- The Washington Times - Tuesday, May 30, 2006

An interesting session at a local think tank brought home what is wrong with government. The discussion was on homeland security and open to the press. The chief discussant was Clark Kent Ervin, former inspector general of the Department of Homeland Security and, by his own admission, a “conservative Republican” and strong Bush supporter. Mr. Ervin’s new book, “Open Target,” is an insider’s critique of homeland security, and critique that department he does.

Readers can buy the book and draw their own conclusions. Mr. Ervin and the two other panelists were long on criticism of how the nation has handled homeland security and short on prescription, understandable in that one way to draw attention to a major problem is simply to describe it in detail. Given the jurisdictional mess surrounding homeland security and straightforward but profoundly difficult questions that have no good answer such as “who is in charge,” solutions are not easy to find. In general, the panelists agreed that better leadership and more money were prerequisites, however, to fixing the problems.

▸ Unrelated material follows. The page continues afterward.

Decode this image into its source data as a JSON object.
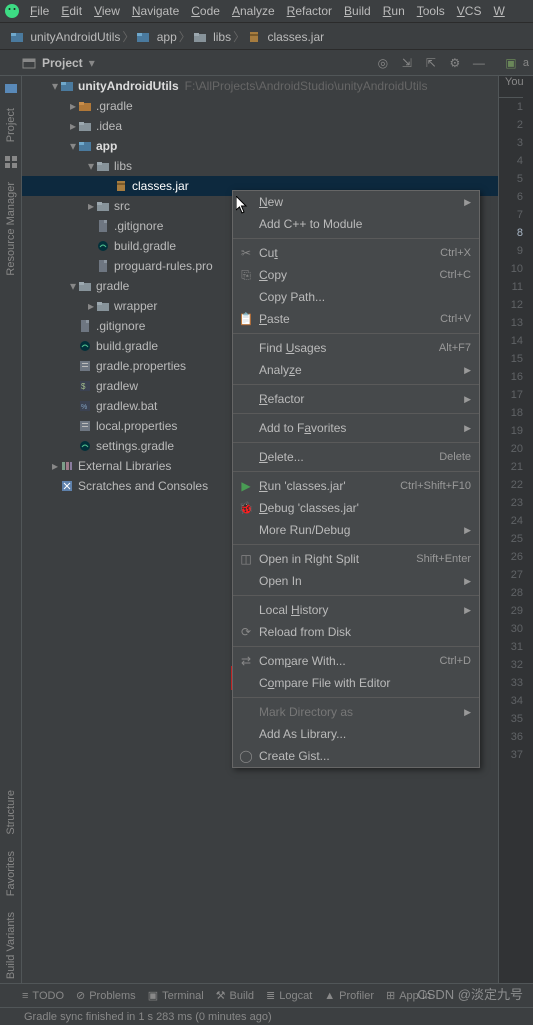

As my last column was on this topic, I thought it useful to ask the panelists to comment on the recommendations that appeared in that piece. Believing that September 11 was, in many ways, the traumatic equivalent of the banking failures of the early 20th century and the great stock market crash of 1929, the idea of a homeland security commission modeled loosely on the Federal Reserve System implemented in 1913 and the Securities and Exchange Commission created in 1934 seemed sensible. Otherwise, how else could the competing jurisdictional issues among local, state and federal agencies and offices, each with limited responsibility, authority and accountability, be resolved? The notion seemed to impress a few senators with whom it was shared.

Less dramatic was the idea of placing the planning, preparation and response functions of the FederalEmergency ManagementAgency (FEMA) under the Coast Guard within the Department of Homeland Security on the grounds that an operationallycompetent home was essential to reinvigorating a demoralized FEMA. Finally, the idea of a homeland security corps was raised.

The unanimous response of the panel would have led people to think I had proposed bringing al Qaeda into the DHS. All three politely lectured me on why the worst thing that could be done to the Department of Homeland Security was further reorganization. The plea was that with good leadership and more money, the department could ultimately work out its problems and correct its dysfunctionalities. And here is one principal reason why government is not working.

The flaw underlying DHS cannot be corrected by people and money alone. Because responsibility, authority and accountability are so diffuse, if not missing, and because of our system of federalism and checks and balances, no department with such cross-cutting tasks can work without special powers or external help. The banking and security industries are excellent parallels because without the Fed and the SEC to regulate and oversee, no single department has the authority to exercise and supervise those sectors. If homeland security is of comparable complexity, then perhaps a similar solution for an external regulating and overseeing body works.

This proposal has nothing to do with reorganization of the department, rather the recognition that no department, outside Defense, is ever likely to be given the necessary authority to carry out such jurisdictionally challenged roles. But in the private sector, if a public company performed as poorly as the DHS has done over the past several years, you can bet that there would be mutinies by the shareholders and ruthless management reorganizations in addition to strong action by the Fed or SEC. Otherwise, Enron would be the model, something we can least afford to emulate in an area as vital as homeland security.

We can debate where and how FEMA should be handled. But if operational competence is of principal importance, there are few more competent operations in government than the Coast Guard.

Of course, these recommendations may prove infeasible. However, given that the three panelists were people of intellect, experience and ability, it is interesting that this mild form of “out of the box” thinking was summarily rejected.

To a degree, rejection of new or different ideas is inherent in government. Donald Rumsfeld surely got his share as he imposed “transformation” on the Defense Department. However, if DHS is indeed in the shape that Mr. Ervin describes, and I agree with him especially given the unresolved jurisdictional matters, and we are an “open target,” better leadership and more money will never work by themselves.

Alas, those hackneyed solutions point to a final reason why government is not working. Someday we will learn to think our way clear of problems rather than try to spend our way out of danger, especially as the national wallet gets leaner and leaner.